Fermi golden rule and decay width

Consider QM perturbation theory. For the hamiltonian $\hat{H} = \hat{H}_{0} + \hat{V}$, the set of eigenstates $\{|n\rangle\}$ of $\hat{H}_{0}$ and assuming time independence of $\hat{V}$, one has that the differential probability $dP_{if}(t)$ of transition $$|i\rangle \in \{|n\rangle\} \to |f\rangle \in \{|n\rangle\}$$ in first order of perturbation theory is $$dP_{if}(t) = |V_{fi}|^{2}\frac{\sin^{2}\left(\frac{\omega_{fi}\Delta t}{2}\right)}{\left( \frac{\omega_{fi}}{2}\right)^{2}}$$ Here $$\hat{H}_{0} |n\rangle = E_{n}|n\rangle,\quad \omega_{if} = E_{i}-E_{f},\quad \Delta t = t - t_{0}, \quad V_{fi} = \langle f|\hat{V}|i\rangle$$ and $t_{0}$ is a moment of time when the interaction $\hat{V}$ is turned on.

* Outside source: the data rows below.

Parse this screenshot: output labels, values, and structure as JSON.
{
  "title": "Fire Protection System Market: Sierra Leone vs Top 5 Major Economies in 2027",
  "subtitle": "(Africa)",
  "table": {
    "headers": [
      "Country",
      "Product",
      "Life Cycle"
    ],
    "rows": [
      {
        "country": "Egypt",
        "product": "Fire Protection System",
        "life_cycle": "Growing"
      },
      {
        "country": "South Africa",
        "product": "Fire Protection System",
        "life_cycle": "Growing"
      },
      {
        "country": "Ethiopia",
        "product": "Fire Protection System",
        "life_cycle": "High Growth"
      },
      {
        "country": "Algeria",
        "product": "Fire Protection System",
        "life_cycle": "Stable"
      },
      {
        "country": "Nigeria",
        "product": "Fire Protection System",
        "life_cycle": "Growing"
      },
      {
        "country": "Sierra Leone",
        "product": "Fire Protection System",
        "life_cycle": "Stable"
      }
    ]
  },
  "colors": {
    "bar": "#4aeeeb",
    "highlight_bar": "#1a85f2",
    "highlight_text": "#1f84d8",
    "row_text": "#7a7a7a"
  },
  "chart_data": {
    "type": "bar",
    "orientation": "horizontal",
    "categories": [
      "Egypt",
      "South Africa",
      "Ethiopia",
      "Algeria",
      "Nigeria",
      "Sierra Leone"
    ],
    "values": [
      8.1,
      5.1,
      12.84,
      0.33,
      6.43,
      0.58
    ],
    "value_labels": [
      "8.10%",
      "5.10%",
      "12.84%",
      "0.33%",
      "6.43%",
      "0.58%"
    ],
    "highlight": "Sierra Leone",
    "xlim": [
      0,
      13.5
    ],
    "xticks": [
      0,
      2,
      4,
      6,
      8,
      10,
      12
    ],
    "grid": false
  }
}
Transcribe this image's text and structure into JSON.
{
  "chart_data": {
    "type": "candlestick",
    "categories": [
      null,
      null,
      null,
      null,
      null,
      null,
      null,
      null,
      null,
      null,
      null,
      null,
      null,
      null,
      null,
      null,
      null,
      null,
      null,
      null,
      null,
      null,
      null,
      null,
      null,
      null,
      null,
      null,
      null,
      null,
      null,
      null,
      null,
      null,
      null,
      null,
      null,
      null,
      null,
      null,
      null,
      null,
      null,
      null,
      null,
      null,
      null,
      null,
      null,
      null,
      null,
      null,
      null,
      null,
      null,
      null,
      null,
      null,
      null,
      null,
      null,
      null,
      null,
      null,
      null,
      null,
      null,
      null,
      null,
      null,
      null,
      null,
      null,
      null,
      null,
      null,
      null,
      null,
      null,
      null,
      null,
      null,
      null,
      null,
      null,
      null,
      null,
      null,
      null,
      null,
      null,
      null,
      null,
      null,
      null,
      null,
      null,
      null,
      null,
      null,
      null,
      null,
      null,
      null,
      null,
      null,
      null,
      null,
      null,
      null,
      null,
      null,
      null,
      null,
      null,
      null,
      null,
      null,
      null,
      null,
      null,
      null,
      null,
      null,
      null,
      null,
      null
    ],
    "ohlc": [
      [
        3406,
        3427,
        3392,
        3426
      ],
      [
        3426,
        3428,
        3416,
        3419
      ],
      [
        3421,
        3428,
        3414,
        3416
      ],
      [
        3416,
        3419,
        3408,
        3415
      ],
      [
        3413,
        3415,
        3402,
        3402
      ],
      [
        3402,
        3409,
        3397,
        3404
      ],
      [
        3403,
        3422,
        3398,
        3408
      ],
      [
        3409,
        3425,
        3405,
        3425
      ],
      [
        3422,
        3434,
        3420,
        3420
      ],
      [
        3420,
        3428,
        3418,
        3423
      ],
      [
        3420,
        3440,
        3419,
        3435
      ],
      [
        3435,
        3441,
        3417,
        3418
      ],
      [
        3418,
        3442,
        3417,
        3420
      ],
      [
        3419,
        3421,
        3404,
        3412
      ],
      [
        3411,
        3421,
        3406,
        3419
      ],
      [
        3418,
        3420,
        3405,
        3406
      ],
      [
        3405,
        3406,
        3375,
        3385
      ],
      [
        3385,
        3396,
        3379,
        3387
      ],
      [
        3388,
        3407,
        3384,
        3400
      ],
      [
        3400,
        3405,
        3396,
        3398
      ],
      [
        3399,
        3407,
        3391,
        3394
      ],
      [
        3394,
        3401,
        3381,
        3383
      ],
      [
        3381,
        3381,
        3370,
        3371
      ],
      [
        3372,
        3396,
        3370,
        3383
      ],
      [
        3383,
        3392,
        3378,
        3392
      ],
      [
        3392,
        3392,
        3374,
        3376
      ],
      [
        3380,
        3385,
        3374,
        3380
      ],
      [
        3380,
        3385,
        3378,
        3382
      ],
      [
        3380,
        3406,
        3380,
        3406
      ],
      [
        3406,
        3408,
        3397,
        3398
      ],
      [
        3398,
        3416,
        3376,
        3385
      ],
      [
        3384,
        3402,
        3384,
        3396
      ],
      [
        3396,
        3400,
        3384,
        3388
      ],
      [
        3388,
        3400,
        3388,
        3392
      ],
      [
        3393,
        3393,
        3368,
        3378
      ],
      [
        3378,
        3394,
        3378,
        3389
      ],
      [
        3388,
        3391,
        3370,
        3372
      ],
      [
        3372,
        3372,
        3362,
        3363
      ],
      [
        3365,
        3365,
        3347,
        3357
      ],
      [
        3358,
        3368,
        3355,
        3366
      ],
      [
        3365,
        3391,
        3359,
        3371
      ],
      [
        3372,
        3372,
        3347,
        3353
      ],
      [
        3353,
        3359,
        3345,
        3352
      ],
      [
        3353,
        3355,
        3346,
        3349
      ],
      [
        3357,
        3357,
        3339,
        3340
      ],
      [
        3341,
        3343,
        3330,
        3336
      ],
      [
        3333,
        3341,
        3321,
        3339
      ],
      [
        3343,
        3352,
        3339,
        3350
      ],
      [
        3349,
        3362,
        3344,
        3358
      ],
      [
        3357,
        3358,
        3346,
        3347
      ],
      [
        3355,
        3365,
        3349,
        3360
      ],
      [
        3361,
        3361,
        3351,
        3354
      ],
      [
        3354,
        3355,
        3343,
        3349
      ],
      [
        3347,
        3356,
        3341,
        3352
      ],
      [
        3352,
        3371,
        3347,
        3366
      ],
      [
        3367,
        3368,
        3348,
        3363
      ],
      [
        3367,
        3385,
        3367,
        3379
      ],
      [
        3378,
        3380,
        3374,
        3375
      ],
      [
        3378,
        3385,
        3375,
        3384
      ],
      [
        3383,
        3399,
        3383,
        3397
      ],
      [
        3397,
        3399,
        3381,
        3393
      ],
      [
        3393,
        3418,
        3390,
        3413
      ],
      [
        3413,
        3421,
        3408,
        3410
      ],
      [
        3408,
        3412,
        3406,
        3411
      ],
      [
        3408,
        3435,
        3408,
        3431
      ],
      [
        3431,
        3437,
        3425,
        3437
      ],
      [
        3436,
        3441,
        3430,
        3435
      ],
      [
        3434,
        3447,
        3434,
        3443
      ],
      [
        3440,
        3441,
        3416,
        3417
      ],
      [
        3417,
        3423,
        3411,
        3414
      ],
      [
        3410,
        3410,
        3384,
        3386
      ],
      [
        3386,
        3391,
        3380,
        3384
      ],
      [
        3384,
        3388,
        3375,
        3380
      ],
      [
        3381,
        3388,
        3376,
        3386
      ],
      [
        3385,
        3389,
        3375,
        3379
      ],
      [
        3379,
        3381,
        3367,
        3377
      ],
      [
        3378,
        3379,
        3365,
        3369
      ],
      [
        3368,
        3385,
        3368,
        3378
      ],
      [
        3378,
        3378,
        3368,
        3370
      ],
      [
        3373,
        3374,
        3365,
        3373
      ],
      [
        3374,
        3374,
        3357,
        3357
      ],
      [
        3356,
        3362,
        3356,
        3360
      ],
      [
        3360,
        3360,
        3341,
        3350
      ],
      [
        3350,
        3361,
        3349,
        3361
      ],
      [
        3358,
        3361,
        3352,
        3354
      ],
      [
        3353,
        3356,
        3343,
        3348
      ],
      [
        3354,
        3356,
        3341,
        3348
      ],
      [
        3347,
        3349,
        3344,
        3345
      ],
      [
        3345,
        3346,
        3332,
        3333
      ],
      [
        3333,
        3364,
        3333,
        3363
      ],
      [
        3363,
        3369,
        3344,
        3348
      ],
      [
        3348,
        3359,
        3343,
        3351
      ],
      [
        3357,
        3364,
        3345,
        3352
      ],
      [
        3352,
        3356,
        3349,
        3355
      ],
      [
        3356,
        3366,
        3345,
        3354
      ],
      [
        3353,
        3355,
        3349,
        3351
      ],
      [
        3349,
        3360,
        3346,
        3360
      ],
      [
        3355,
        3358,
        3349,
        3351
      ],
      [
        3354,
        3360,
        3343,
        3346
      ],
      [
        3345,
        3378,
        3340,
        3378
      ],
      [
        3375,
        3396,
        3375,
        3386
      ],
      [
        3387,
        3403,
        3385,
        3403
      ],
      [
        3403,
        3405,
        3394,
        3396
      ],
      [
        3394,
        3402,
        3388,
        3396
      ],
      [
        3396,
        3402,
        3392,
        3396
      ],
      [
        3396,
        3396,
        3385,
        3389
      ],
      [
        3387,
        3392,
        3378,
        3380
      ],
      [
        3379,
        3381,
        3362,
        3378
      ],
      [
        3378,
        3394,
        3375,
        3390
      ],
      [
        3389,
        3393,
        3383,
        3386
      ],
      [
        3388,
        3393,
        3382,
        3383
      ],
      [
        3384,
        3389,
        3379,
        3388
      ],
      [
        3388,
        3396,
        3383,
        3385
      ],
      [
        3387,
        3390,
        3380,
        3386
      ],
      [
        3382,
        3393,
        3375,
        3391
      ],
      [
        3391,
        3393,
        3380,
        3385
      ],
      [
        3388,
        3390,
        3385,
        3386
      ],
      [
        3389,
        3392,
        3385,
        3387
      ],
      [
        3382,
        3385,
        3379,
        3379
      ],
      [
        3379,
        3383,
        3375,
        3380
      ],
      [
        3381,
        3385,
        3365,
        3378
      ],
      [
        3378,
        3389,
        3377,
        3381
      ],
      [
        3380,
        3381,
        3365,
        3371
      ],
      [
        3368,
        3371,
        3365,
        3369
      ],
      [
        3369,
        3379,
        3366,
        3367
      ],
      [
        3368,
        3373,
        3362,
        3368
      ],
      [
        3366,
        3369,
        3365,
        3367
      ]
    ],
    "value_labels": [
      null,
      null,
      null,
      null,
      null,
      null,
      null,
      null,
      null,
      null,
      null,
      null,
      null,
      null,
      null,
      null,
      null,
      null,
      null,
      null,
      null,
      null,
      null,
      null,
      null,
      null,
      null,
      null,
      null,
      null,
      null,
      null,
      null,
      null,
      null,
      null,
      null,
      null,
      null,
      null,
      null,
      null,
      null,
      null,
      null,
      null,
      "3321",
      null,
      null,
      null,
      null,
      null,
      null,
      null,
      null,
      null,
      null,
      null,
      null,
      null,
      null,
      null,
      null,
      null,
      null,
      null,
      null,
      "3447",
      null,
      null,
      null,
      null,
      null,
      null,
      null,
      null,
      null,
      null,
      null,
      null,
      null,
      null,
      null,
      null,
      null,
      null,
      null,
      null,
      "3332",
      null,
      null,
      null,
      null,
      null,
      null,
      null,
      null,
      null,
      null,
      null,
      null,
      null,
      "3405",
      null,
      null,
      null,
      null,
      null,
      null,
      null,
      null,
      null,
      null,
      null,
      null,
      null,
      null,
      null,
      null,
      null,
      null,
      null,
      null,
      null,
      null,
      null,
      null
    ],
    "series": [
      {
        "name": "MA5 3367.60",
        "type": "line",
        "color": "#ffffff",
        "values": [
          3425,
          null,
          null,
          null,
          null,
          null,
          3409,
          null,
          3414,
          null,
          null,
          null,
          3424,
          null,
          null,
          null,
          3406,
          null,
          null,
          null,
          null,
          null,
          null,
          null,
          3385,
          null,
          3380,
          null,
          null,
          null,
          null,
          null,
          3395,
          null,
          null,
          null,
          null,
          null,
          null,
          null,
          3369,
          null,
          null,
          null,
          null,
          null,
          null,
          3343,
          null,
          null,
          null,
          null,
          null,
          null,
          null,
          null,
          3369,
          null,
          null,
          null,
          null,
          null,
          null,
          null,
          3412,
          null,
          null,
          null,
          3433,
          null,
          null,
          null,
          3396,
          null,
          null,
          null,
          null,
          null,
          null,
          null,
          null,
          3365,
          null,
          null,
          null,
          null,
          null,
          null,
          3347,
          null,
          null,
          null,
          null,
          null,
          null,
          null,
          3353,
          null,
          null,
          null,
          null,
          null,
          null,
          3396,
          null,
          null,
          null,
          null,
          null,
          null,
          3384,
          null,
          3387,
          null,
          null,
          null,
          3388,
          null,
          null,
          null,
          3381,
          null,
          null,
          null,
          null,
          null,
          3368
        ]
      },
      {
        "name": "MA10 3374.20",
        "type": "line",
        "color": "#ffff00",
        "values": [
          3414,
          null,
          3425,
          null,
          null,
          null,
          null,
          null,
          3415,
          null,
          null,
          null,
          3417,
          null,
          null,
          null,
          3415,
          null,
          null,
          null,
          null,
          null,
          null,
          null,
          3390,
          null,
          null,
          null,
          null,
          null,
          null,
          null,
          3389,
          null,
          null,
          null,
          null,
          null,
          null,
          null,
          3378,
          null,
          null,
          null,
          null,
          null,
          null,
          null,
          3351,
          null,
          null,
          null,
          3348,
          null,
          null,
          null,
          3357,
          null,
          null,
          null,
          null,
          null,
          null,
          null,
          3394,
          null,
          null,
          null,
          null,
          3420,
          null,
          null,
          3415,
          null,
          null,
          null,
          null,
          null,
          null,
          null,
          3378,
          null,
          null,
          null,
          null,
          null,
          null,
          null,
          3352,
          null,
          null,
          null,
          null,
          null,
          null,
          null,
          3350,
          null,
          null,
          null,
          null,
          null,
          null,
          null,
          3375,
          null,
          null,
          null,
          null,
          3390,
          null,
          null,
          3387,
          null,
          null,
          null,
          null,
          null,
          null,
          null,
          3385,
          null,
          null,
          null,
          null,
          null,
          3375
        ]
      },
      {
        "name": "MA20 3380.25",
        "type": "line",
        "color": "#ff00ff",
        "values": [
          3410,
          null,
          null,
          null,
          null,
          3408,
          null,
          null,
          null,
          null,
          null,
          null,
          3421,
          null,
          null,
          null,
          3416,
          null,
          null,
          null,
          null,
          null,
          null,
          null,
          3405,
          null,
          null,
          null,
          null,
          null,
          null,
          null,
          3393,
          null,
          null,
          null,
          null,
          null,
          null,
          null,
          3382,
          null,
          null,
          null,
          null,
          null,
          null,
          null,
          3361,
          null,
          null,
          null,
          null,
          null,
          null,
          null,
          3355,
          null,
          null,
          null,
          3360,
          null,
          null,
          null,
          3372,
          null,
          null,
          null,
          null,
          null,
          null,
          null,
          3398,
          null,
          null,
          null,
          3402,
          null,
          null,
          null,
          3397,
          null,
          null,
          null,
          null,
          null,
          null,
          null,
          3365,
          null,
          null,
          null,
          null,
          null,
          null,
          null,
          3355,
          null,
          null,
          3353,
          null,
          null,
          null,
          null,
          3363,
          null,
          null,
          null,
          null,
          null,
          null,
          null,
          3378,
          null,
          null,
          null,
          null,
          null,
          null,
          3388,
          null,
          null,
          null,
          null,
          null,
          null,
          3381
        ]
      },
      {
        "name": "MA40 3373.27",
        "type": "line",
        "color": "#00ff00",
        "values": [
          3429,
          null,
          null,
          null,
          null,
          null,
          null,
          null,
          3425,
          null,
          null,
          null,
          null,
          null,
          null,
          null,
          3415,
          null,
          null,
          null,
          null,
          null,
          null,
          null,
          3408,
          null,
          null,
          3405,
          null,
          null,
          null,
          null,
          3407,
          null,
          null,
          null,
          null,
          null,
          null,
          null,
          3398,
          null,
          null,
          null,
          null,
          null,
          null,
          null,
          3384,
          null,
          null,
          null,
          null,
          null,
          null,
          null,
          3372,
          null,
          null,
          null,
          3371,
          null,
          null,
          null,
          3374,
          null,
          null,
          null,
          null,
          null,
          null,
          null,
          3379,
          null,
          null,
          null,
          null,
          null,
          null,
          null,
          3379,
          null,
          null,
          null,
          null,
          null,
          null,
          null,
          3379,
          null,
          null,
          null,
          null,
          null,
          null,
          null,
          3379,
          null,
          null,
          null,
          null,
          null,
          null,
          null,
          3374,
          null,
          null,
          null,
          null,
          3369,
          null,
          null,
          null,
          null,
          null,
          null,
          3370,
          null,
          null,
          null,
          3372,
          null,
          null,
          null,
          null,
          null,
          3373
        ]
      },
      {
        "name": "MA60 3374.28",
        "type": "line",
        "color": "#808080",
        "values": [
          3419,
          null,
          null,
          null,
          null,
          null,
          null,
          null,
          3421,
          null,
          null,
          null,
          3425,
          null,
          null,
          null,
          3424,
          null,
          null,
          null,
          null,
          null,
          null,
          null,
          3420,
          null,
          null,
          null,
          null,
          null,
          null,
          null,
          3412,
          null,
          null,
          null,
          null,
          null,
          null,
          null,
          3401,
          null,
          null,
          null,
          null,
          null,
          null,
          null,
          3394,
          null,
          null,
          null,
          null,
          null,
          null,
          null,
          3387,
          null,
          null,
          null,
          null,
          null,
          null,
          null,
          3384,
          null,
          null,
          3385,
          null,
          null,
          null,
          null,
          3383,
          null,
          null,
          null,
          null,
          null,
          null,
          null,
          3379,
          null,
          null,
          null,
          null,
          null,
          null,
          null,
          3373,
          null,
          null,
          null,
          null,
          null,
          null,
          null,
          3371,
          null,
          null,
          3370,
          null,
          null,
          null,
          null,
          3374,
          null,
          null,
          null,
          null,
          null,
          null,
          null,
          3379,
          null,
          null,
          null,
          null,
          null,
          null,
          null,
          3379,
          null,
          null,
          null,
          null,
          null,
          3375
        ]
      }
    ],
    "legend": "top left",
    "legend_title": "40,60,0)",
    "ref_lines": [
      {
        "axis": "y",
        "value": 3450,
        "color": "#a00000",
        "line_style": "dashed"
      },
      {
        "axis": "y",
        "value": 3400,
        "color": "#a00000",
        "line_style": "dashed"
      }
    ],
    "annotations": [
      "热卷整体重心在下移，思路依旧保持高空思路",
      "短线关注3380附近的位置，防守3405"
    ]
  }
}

Fermi golden rule is obtained by taking the limit $$\lim_{\Delta t \to \infty}\frac{dP_{if}(t)}{\Delta t}$$

Weinberg in his QFT Vol. 1, when considering this limit for $|i\rangle$ being one-particle state (independently on perturbation theory), says that one can't take $\Delta t$ larger than the lifetime $\tau$ of the state, and this means that the energy $E$ of the state is defined up to the width $\Delta E = \tau^{-1}$. I don't understand the reason of this.

I expect you've got the answer by now, but logically a particle cannot be expected to survive past its lifetime (at which point it will probably decay into an n-particle state). So the lifetime is a sensible limit on the time a single-particle state exists. Then the $$\Delta E$$ relation is just an application of the time-energy Heisenberg uncertainty principle, i.e. $$\Delta E \Delta t \geq \hbar = 1$$ using natural units, since $$\Delta t \leq \tau$$.